Sunday, April 28, 2024

Bud Light sells as well as ever at Sav-Mor Spirits in Cambridge’s Alewife area, manager on duty Zaccary Williams says Monday. (Photo: Maya Benjamin)

Backlash to a transgender influencer’s Bud Light sponsorship has led to plunging sales from a nationwide boycott – but not in Cambridge and Somerville liquor stores, where sales of the beer are steady and at least one store manager didn’t even know of the hate campaign underway for more than three months.

Zaccary Williams, the manager on duty Monday at Sav-Mor Spirits in Cambridge’s Alewife area, hadn’t heard of the boycott until asked to comment.

“I am really disappointed that people think yelling at people will make them change how they were meant to be,” Williams said.

Gary Granata, a Sav-Mor worker, said the demand for Bud Light has been “as consistent as can be” at the store. Representatives at seven other liquor stores across Cambridge and Somerville said they hadn’t noticed a decrease in Bud Light sales either.

The problems for Anheuser-Busch InBev, the maker of Bud Light – until the boycott, the bestselling beer in the United States – began April 1, when transgender influencer Dylan Mulvaney posted a video drinking Bud Light and informing her 1.8 million Instagram followers of a $15,000 March Madness giveaway. Mulvaney also has 10.7 million followers on TikTok.

In the video, Mulvaney shows a customized Bud Light can with her face on it that she said Bud Light sent to celebrate the first anniversary of her transition. The can went only to Mulvaney, like what the brand does with other influencers and celebrities. Similar cans were never for sale anywhere.

The video, which has 3.7 million views, drew the attention of conservatives. Musician Kid Rock posted a video April 3 of himself in a Maga cap shooting at a pile of Bud Light cases and saying “Fuck Bud Light and fuck Anheuser-Busch.”

Bud Light sales decreased by 17 percent in the week ending April 15, according to NPR, and in addition to the boycott, people have responded with violence.
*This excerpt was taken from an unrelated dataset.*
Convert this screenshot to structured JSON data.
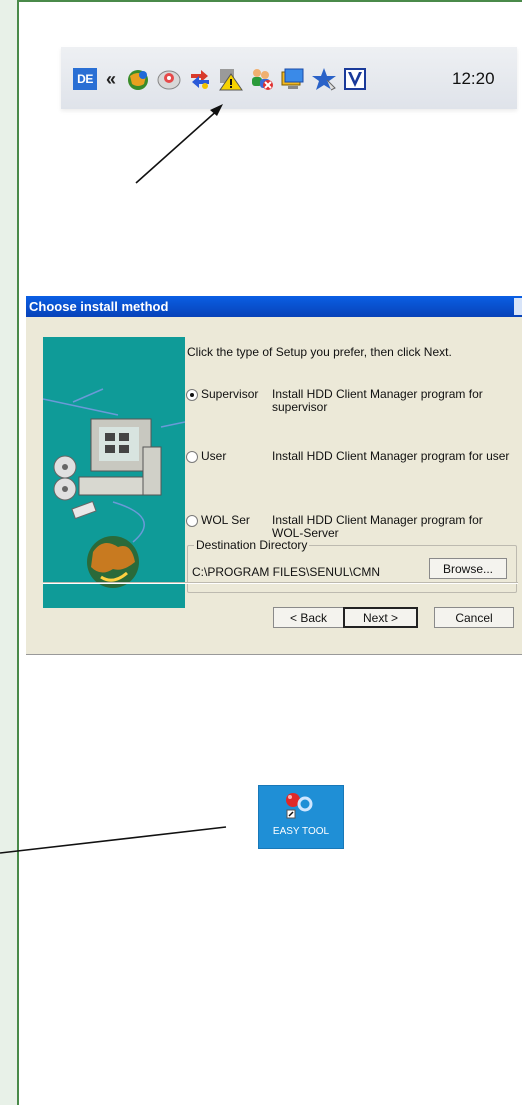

In a TikTok posted on June 29, Mulvaney said she has been followed and ridiculed in public and expressed fear about leaving her house.

“What transpired from that video was more bullying and transphobia than I could have ever imagined,” Mulvaney said. “I patiently waited for things to get better, but, surprise, they haven’t really.”

Months since the sponsorship was posted, Bud Light hasn’t contacted Mulvaney, she said. Two executives at Anheuser-Busch InBev, the maker of Bud Light, went on leave following the sponsorship, and Anheuser-Busch announced that it intends to focus marketing efforts on music and sports, according to the New York Times.

Williams said he is more concerned by the impact on transgender people than the possible loss of sales.

“I’m more worried about the trans people being hurt and neglected,” he said. “People are still going to buy Bud Light.”

A worker named Paul at Liquor Zone in Somerville said he’d encountered a single customer who seemed to comment favorably on the boycott; he told the customer to move along. But he expressed confidence that the boycott wouldn’t affect Bud Light sales in the area.

“We’re in Cambridge and Somerville. It’s not really going to hurt us like it did the Midwest,” Paul said.